Collisions will also increase with the mean velocity of the gas particles, whereas the
collision cross section will be irrelevant, because even the smallest particles will hit
the wall. Eventually we arrive at the following equation,
a correction factor of 1/4 in allowing for not every gas particles flying towards the
wall. Plugging in the numbers for Argon at standard conditions, we calculate that every
square-meter wall is hit by 2.4∙〖10〗^25 particles every second
Pressure is a consequence of these collisions. Consider an elastic collision of a gas particle
with the wall. The x-component of the particle´s momentum is m * vx before the collision and
-- m (vx) afterwards. The momentum transfer 2mvx results in a force
on the wall. Dividing the average force by the wall´s surface we obtain pressure.

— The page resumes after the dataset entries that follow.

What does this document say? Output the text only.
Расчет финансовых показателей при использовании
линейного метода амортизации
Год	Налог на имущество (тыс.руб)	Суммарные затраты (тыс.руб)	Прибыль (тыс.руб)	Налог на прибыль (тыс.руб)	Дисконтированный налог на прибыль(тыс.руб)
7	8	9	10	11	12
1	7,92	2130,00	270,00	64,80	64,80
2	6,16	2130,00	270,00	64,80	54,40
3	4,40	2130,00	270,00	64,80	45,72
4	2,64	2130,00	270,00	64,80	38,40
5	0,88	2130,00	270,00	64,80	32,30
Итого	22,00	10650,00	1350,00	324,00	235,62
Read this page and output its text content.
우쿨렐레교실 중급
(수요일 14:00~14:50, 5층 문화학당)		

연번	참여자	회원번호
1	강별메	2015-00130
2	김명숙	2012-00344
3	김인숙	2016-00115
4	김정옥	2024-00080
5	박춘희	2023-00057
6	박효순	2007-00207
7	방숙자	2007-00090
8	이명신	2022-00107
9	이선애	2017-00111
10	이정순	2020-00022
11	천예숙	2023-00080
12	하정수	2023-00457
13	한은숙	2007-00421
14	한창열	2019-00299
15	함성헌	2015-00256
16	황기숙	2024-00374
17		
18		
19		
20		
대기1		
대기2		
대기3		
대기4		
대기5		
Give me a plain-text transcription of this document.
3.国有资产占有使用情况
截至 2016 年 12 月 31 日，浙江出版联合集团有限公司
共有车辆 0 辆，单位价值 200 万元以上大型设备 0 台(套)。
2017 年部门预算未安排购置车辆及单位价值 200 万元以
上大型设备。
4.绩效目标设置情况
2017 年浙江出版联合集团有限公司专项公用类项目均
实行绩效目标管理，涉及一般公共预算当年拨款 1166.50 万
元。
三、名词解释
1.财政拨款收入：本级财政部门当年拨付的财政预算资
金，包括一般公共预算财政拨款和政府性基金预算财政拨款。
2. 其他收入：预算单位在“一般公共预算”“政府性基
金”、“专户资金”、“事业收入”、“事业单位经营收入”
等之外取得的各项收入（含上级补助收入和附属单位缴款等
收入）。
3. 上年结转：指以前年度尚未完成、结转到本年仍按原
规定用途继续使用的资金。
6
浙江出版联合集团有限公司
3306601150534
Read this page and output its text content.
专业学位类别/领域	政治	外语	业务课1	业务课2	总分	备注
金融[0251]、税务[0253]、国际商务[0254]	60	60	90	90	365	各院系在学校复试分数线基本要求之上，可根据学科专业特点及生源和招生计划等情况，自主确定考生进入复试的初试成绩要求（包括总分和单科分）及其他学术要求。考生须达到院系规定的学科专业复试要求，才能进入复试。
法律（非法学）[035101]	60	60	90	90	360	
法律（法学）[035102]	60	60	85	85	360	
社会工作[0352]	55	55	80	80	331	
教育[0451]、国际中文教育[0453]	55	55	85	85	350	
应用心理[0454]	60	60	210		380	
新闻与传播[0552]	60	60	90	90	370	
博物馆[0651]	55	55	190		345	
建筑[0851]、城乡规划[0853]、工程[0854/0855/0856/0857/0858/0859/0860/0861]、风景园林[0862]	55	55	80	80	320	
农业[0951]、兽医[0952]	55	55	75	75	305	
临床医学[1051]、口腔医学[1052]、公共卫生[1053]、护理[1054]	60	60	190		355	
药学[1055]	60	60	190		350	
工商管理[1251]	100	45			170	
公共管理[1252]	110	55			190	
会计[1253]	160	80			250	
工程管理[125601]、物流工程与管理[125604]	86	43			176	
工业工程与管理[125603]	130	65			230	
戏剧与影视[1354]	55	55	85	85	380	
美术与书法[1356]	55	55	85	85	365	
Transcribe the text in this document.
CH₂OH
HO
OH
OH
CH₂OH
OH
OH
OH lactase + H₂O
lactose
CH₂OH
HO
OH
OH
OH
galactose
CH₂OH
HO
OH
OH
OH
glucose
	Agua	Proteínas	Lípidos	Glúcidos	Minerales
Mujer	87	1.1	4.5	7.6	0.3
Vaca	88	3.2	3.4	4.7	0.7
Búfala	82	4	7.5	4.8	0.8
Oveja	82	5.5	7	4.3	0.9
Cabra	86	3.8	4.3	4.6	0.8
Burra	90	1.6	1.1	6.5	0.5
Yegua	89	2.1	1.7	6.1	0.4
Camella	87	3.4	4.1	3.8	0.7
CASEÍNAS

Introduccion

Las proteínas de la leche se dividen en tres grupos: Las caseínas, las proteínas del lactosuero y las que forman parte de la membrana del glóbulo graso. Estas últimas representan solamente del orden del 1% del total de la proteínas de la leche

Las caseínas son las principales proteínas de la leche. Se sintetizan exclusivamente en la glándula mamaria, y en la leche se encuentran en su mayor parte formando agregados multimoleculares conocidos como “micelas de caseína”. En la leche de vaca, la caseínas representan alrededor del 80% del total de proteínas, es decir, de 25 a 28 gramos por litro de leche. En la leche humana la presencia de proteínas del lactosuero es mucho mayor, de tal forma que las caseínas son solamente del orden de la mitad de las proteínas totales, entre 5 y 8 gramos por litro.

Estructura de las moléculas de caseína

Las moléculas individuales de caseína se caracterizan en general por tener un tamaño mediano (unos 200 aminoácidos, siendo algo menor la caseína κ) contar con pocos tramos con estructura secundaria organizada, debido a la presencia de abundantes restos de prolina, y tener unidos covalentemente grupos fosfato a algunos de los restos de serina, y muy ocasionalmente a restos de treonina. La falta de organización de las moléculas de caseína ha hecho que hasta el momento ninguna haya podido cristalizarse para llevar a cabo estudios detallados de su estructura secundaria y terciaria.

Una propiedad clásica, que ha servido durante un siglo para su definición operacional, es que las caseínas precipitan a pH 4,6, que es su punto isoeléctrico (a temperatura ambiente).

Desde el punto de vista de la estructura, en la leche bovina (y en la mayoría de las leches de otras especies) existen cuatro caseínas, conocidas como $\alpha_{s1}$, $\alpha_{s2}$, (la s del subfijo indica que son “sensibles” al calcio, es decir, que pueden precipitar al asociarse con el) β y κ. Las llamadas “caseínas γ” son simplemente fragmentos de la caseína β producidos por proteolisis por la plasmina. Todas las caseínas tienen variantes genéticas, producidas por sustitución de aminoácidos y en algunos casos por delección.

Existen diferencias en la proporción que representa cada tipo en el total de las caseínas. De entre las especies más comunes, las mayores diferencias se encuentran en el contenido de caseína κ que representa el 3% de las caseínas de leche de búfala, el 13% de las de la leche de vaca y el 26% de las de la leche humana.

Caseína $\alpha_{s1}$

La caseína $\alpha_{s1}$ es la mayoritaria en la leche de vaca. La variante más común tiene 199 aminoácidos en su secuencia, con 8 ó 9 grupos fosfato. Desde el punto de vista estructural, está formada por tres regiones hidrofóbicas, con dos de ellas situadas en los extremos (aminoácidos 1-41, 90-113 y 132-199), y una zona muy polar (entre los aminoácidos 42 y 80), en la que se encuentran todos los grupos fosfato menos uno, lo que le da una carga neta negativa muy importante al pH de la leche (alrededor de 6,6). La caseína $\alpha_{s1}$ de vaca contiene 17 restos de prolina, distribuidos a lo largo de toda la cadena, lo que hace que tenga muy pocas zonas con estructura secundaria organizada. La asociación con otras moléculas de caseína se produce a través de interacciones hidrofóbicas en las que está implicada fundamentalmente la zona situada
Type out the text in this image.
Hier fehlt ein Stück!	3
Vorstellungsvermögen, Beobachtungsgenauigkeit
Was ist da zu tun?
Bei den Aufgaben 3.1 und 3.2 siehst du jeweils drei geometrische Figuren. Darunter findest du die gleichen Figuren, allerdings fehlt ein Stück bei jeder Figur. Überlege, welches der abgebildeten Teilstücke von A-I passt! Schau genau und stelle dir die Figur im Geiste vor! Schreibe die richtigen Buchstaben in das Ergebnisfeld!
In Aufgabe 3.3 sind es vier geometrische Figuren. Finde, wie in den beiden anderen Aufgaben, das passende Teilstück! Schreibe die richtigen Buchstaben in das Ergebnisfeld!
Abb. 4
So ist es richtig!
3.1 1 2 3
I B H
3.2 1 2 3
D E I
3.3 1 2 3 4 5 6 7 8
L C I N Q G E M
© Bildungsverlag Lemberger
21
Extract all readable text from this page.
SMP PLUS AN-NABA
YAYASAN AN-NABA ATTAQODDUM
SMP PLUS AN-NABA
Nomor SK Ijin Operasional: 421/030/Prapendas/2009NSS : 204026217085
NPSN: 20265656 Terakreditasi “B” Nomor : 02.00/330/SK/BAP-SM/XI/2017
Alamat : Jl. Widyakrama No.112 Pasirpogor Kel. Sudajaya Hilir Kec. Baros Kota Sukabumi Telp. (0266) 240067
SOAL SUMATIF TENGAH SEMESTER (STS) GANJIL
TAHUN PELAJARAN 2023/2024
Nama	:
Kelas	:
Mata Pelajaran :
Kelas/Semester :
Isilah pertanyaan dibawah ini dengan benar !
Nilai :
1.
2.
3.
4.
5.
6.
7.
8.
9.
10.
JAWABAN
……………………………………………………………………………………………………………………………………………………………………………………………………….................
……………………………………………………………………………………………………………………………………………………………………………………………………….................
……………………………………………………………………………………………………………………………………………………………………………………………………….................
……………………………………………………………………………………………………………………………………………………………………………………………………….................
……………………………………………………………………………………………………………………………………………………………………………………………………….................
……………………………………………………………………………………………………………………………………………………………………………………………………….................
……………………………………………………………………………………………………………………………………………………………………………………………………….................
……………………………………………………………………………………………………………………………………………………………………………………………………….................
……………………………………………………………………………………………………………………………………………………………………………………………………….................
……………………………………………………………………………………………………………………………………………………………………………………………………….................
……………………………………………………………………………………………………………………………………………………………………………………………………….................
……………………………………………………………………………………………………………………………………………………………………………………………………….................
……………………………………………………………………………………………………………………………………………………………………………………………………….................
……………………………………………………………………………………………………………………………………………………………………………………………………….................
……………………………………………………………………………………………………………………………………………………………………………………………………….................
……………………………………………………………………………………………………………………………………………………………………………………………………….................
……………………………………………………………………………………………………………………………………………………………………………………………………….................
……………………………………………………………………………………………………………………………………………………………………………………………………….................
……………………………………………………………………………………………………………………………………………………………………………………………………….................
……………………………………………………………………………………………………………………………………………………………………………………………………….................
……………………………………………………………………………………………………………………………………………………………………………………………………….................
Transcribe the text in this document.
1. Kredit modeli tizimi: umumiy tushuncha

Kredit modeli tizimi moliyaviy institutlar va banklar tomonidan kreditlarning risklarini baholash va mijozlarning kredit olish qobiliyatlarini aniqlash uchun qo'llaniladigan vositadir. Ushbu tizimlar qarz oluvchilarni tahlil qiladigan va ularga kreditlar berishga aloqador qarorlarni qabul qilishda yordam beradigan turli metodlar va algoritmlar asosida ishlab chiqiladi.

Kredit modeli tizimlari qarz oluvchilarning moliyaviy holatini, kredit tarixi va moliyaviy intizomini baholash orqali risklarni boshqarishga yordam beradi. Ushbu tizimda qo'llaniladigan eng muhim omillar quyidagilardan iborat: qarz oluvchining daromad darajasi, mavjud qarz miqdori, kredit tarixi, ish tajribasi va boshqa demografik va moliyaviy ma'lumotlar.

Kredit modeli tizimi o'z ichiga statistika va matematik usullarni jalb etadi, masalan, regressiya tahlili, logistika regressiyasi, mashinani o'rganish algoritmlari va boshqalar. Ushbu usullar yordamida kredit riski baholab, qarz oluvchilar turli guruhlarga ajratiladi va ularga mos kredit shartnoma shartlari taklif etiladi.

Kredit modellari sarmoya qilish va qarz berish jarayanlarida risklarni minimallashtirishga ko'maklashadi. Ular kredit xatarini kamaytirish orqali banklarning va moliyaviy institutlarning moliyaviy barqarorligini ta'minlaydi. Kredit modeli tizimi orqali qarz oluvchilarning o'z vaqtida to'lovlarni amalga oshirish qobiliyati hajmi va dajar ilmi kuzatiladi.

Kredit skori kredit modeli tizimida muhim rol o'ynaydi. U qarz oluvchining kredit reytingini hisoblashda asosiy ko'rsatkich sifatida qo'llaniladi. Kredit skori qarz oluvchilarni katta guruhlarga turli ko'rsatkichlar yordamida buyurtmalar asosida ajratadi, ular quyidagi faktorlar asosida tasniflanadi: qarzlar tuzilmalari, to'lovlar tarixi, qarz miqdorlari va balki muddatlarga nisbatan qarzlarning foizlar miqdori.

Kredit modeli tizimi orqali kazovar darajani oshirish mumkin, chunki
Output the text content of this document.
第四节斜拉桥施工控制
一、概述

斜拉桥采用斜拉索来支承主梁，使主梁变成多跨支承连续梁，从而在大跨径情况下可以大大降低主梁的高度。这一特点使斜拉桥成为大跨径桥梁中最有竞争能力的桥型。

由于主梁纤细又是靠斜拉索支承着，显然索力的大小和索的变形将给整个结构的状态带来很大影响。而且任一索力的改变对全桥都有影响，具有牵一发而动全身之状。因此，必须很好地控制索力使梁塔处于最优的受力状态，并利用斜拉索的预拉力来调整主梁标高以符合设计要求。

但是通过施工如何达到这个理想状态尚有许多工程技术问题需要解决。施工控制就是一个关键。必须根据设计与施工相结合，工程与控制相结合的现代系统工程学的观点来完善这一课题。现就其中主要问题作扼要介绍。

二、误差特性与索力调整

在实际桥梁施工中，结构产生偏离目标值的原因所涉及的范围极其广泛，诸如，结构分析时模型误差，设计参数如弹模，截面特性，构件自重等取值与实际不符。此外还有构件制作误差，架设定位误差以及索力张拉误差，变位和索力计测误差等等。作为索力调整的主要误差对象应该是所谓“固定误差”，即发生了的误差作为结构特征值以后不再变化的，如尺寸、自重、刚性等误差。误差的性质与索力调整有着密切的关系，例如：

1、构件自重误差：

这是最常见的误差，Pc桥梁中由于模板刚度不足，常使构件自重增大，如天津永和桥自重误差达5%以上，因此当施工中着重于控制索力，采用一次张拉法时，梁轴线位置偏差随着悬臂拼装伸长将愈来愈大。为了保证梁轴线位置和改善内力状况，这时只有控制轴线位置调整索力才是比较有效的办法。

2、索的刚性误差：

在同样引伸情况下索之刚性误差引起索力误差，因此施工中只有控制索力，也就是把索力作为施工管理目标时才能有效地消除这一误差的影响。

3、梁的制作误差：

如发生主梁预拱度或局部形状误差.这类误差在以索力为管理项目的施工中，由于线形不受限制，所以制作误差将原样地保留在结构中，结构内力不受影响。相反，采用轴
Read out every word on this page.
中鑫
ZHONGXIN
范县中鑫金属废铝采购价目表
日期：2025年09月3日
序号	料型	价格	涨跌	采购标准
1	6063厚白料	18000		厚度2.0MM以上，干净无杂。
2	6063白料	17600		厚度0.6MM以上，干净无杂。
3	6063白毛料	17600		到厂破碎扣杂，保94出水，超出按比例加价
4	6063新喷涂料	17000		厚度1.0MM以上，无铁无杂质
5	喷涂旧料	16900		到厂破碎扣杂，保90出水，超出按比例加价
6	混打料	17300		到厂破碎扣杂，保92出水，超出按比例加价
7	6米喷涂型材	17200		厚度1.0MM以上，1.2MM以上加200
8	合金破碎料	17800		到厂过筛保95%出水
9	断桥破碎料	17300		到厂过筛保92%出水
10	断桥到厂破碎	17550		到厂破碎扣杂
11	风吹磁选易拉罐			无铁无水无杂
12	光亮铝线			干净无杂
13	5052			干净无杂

The mean free path and the mean velocity of gas particles play a major role in vacuum
technology, for instance mass spectrometry. To separate different ions according to their
mass in a mass filter, these ions must not collide with other particles on the way from
ion source to ion detector. We need a pressure which allows for a mean free path of the ions
which is greater than the dimension of the mass spectrometer device.
(so we need high vacuum or ultra high vacuum). Analyzing air in a Mass spectrometer we get
the following mass spectrum : 28 - the molar mass of nitrogen 32 - the molar mass of oxygen
16 - 18 atomic oxygen - water from the humidity kinetic theory of gases is also helpful to
various methods of surface coating such as "physical vapor deposition" or "chemical vapor
deposition" Furthermore, the mean free path plays an important
role in conductive heat and mass transfer (that is: diffusion) in gases.
(Let´s summarize kinetic gas theory) A gas is made up of particles, moving at high velocity;
the volume of the individual particles being much smaller than the total volume of the
gas. Collisions of the particles to the container wall generate pressure.
Collisions between the gas particles result in a mean free path which -- for example - limits
the rate of mass and heat transport. The macroscopic state variable temperature corresponds to
the average translational energy of the particles. The pressure, we can measure macroscopically,
corresponds to the energy density. The mean velocity of a typical gas at standard condition
is a few 100 meters per second and is inversely proportional to the square root of the mass.
The mean free path depends on the bulkiness of the particles (quantified by collision
cross section sigma) and the particle density. The number of wall collisions is proportional
to the gas density and the average velocity. Thank you for watching.